Madwriter ([personal profile] madwriter) wrote2011-10-11 08:17 pm

I Am Danny Of The Clovis People

Scenic fall-color hiking and driving this weekend--I'll try to get some pictures posted here sooner rather than later. In the meantime I've been writing too, though as warm as the days are I should probably be outside instead of just having my Writing Room window open to the woods. But I'm always in a hurry to write when I start a new project, so there you are.

Cut so I could include a picture of the Marx Brothers.



PROGRESS REPORT FOR 10/10 AND 10/11/11


New Words: 3900 (3300 / 600) on Chapter 1 ("Those Who Came First") part 1 ("The Skystone Hunter") of Arizona. My experiment with compact writing didn't seem to work so well yesterday. At any rate, yesterday's writing was finishing the story of Nakuq and Salu, and today's was a bit of infodumping to bring the reader up to speed on the next 8,000 years.

Total Words: 12900.

Reason(s) For Stopping: Had to get ready for work / Finished the section, and wanted to do some spot research for the next one.

Book Years: 8944 B.C. to ~1000 B.C., give or take a couple of centuries.

Mammalian Assistance: At one time or another pretty much every one of our six Upstairs Cats managed to get into the Writing Room while I was working. I'm not sure how this happened; I think they've learned the trick of osmosis through doors. So at any given time they were on floor, table, boxes, and in window, as well as trying to perch on my lap (though only Nugget succeeded at that). Most of them left the same way, except for Hayes, who I chased out after she knocked over a lamp.



The Marx Brothers' interpretation of my Writing Room today.
The part of me is being played by Groucho (a lifelong dream of mine).



Exercise: Walked Tucker the Big Dog around the neighborhood; walked down to campus.

Stimulants: Dr. Pepper plus open window.

Today's Opening Passage(s):

Yesterday: Then she withered again, and demanded to be taken down to the water. That was a nearly impossible journey, down the mountainside with Genngha herself able to do little to help her passage and Nakuq’s arms all but useless. But Salu was strong and knew the easiest paths. The sunken sun was glowing red by the time they reached the Santa Cruz. There the holy woman stood again and sang to the river.

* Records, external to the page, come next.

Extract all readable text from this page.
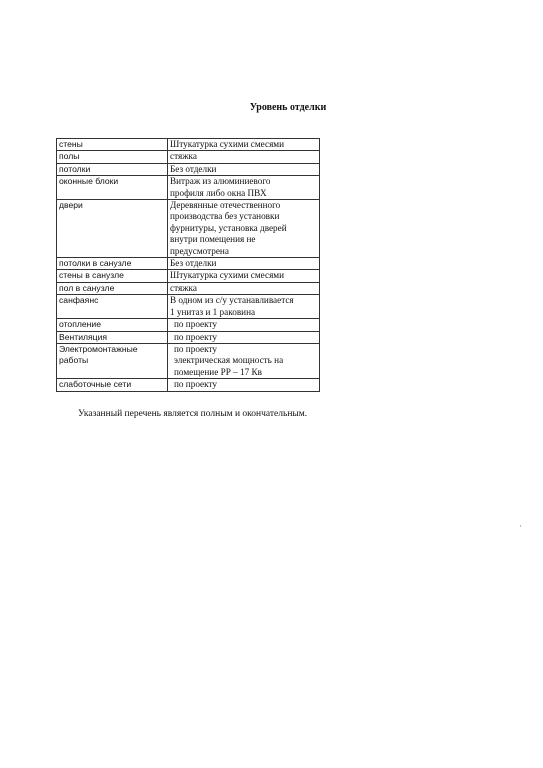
Уровень отделки
стены	Штукатурка сухими смесями

полы	стяжка

потолки	Без отделки

оконные блоки	Витраж из алюминиевого
профиля либо окна ПВХ

двери	Деревянные отечественного
производства без установки
фурнитуры, установка дверей
внутри помещения не
предусмотрена

потолки в санузле	Без отделки

стены в санузле	Штукатурка сухими смесями

пол в санузле	стяжка

санфаянс	В одном из с/у устанавливается
1 унитаз и 1 раковина

отопление	по проекту

Вентиляция	по проекту

Электромонтажные работы	по проекту
электрическая мощность на
помещение РР – 17 Кв

слаботочные сети	по проекту
Указанный перечень является полным и окончательным.
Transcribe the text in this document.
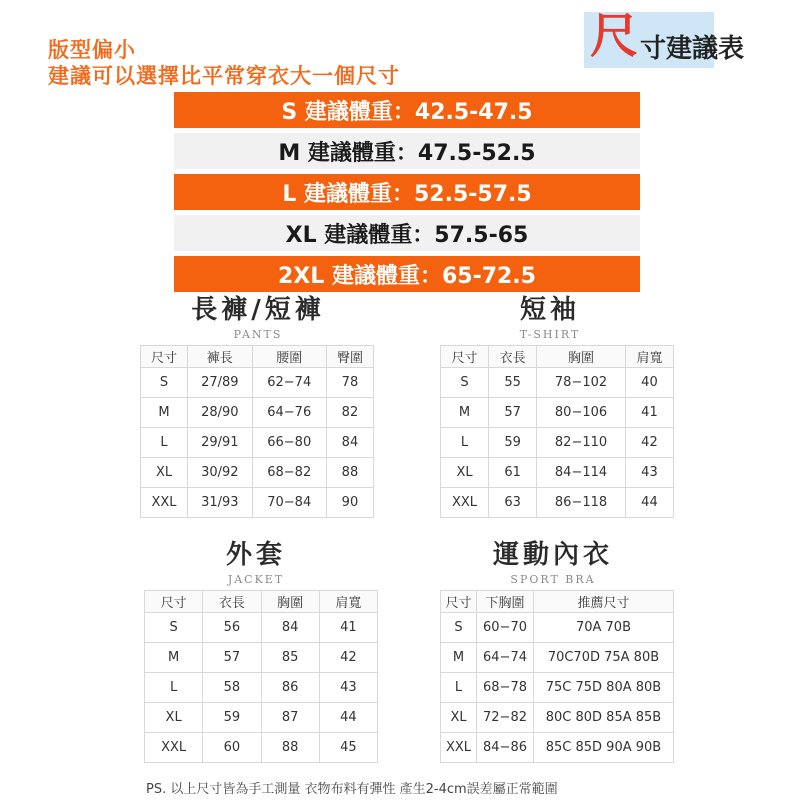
版型偏小
建議可以選擇比平常穿衣大一個尺寸
尺 寸建議表
S 建議體重：42.5-47.5
M 建議體重：47.5-52.5
L 建議體重：52.5-57.5
XL 建議體重：57.5-65
2XL 建議體重：65-72.5
長褲/短褲
PANTS
尺寸	褲長	腰圍	臀圍
S	27/89	62−74	78
M	28/90	64−76	82
L	29/91	66−80	84
XL	30/92	68−82	88
XXL	31/93	70−84	90
短袖
T-SHIRT
尺寸	衣長	胸圍	肩寬
S	55	78−102	40
M	57	80−106	41
L	59	82−110	42
XL	61	84−114	43
XXL	63	86−118	44
外套
JACKET
尺寸	衣長	胸圍	肩寬
S	56	84	41
M	57	85	42
L	58	86	43
XL	59	87	44
XXL	60	88	45
運動內衣
SPORT BRA
尺寸	下胸圍	推薦尺寸
S	60−70	70A 70B
M	64−74	70C70D 75A 80B
L	68−78	75C 75D 80A 80B
XL	72−82	80C 80D 85A 85B
XXL	84−86	85C 85D 90A 90B
PS. 以上尺寸皆為手工測量 衣物布料有彈性 產生2-4cm誤差屬正常範圍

Today: Over the next eight thousand years, while the world continued changing and warming with no pockets of cold getting ahead again for long, Arizona transformed into a desert.

The deciduous forests and grasslands that dominated the land—and indeed had made up most of Arizona’s landscape for nearly all of its history after the passing of the dinosaurs—went into an almost complete retreat north or up into the mountains. The desert to the south, whose increasingly harsh conditions had driven a southern tribe to butcher the Piqmiut, spread from Mexico into Arizona. Along with it traveled the ironwood, giant saguaro and organpipe and other cacti, which would create forests of their own throughout southern Arizona. As the deciduous forests—the grandmothers of what would become known as the Sonoran Desert—gave way, they opened the path for the mother of the Sonora, the small but almost impossibly hardy thornscrub that in Nakuq and Sela’s time had been confined to Arizona’s lowest, driest valleys.


Darling Du Jour: “But now the Real Place is changing too,” she continued. “Things are ending.”

“Ending!” Nakuq cried.

The Piqmiut and Salu’s people shared a common belief about the origin of their world, and, unlike future religions, the belief that there would be no ending to it. Things changed, certainly, and things died, but the overall world they saw around them was constant regeneration: a dead tree could spring new life from its branches, plants dropped seeds the sun would bring forth into new plants. People died, but their spirits returned to another baby shortly afterward once the naming ceremony was done. He had glimpsed forever in the night sky over the long winter. The thought of everything ending was seen as wasteful among these peoples who wasted nothing. To Nakuq it was terrifying.

“Genngha explained it to me,” Salu said, and drew what Nakuq recognized was a small sun-wheel in the dirt. “The world was created here.” She pointed to the space at the top of the wheel formed by two spokes. “But now we are moving here.” She pointed to the next space. “Our first age is nearly ended and another one is beginning. But always we have the sun and the sky.” The large circle in the center, Nakuq remembered—one touching each age no matter how far they went from the first one.

“What happens when things change?” Nakuq asked.

Salu smiled sadly at him. “I don’t know. Only that they will be different.”


Non-Research / Review Books In Progress: Michener.